LE MISSISSIPPI
Derrière ce nom au charme unique se cache un imposteur. Car le Mississippi, vu comme fleuve-arbre, dissimule mal son crime : il devrait s’appeler Missouri. Cela saute aux yeux à l’observation de sa structure : c’est bien le Missouri qui forme le tronc principal. Selon les règles de l’hydrologie, c’est le cours d’eau au plus grand débit qui donne son nom après confluence. Et ici, le Missouri, plus long et plus puissant, devrait nommer l’arbre entier. Pourquoi ce manquement ? Parce que les premiers Européens ont exploré l’intérieur du continent en remontant le Mississippi, s’attachant à ce fleuve, alors que le Missouri ne leur apparaissait que comme un affluent. Le “mighty Mississippi”, immense et sinueux, s’est ainsi imposé dans l’imaginaire américain – et dans la toponymie des États-Unis, pays qu’il traverse et divise.
On parle de “the oldest town west of the Mississippi” pour désigner la ville de Ste. Genevieve, et cette même formulation pour se rapporter aux lieux situés à l’ouest du cours d’eau, dans la moitié occidentale du pays, plus sèche, plus rude, plus libre, marquée par l’imaginaire des westerns, de la Silicon Valley ou des parcs nationaux. Cette ville, c’est Ste. Geneviève, fondée par des colons français le long du fleuve. D’ailleurs, le bassin du Mississippi correspond largement à l’ancienne Louisiane française, vendue par Napoléon, vaste territoire hérité, jalonné de toponymes français et d’une diversité paysagère impressionnante. Le fleuve naît dans un paysage de forêt de conifères et de lacs au nord du pays, frôle les Grands Lacs, et s’épanouit grâce à deux affluents majeurs : l’Ohio (sortant gonflé des Appalaches humides) et le Missouri (venu des Rocheuses enneigées). Ses affluents viennent aussi des Grandes Plaines tandis que le cours du fleuve traverse le Midwest, cœur agricole du pays pour terminer sa course dans le sud, dans un entrelacs végétal fabuleux : les bayous de Louisiane, forêts inondées pleines de vie.
Cet arbre a vu naître et périr des civilisations entières : les Mississipiens bâtisseurs de tumulus, les Sioux, Cheyennes, Pawnee, peuples des plaines, les Cherokee, et les Ojibwe, vivant près de la source du fleuve, sur la cime de l’arbre – qui n’est pas vraiment la cime – et à qui l’on doit son nom : Misi-ziibi, soit « Grande Rivière » ou « Père des Rivières ».

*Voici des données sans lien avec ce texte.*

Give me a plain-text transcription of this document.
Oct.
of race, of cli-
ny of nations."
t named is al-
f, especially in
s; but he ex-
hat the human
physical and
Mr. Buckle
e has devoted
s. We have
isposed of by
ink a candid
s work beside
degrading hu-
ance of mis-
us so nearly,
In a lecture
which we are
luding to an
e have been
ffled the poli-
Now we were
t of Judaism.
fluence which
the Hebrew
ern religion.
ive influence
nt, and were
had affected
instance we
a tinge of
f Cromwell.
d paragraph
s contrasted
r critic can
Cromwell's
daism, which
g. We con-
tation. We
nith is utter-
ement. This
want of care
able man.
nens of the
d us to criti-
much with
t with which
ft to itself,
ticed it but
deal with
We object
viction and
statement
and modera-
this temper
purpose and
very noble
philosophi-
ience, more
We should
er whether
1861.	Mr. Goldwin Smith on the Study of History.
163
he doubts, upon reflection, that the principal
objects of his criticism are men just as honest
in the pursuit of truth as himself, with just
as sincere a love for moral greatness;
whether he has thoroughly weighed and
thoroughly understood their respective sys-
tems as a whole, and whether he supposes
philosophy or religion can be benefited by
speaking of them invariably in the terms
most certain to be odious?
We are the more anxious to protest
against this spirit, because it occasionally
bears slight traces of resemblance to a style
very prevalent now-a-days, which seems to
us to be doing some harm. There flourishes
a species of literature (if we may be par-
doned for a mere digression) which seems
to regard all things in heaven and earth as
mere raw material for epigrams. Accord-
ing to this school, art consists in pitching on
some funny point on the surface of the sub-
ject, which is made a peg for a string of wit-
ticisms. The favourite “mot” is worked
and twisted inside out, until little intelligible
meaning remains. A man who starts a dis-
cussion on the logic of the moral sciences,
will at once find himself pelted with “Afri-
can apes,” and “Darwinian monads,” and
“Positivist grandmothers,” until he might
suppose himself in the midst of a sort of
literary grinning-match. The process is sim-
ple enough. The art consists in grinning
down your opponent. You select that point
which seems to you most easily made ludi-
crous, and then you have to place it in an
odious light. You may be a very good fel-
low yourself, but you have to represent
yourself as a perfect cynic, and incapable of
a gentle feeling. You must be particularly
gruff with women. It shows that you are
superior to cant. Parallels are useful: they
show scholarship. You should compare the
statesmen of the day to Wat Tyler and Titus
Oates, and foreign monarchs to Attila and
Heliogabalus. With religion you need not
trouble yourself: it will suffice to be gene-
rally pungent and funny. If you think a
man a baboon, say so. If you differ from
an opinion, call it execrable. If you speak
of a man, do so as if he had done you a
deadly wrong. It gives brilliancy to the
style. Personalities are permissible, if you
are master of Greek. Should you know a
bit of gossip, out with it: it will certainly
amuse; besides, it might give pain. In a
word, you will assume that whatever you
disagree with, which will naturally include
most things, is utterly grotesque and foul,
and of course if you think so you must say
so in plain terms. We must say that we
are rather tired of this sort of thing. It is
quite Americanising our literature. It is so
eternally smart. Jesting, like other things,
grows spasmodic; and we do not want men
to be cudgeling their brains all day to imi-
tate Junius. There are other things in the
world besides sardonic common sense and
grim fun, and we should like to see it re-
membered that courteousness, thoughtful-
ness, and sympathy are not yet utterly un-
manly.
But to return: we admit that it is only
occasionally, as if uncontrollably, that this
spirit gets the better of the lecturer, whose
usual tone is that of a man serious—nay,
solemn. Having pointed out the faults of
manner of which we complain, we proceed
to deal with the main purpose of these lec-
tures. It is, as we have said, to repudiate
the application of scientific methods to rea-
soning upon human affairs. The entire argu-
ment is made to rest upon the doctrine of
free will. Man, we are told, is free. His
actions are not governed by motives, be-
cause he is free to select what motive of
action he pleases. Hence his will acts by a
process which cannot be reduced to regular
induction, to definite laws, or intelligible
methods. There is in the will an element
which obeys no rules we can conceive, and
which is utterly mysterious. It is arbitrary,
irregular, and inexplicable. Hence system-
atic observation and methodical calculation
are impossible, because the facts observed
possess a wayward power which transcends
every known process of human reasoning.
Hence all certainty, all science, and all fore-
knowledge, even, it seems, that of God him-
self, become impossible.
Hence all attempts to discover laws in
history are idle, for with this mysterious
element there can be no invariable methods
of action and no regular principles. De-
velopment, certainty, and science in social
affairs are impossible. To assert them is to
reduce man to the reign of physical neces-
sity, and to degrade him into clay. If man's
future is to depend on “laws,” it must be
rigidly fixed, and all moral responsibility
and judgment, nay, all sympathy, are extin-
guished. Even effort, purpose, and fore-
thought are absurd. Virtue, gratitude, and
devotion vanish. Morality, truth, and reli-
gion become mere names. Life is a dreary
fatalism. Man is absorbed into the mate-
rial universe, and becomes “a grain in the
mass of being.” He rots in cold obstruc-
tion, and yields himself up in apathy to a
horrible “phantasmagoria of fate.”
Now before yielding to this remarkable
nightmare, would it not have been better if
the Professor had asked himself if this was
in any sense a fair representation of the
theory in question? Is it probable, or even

Si le Mississippi était un arbre, ce serait pour moi un cyprès chauve. Arbre iconique du sud de son bassin, enraciné dans les zones humides, il pousse dans l’eau, doté de racines aériennes spectaculaires – les pneumatophores – qui émergent en pointes pour respirer. Arbre des crues et des terres détrempées, il incarne magnifiquement cette idée d’Arbre-Fleuve, majestueux, complexe et intriguant.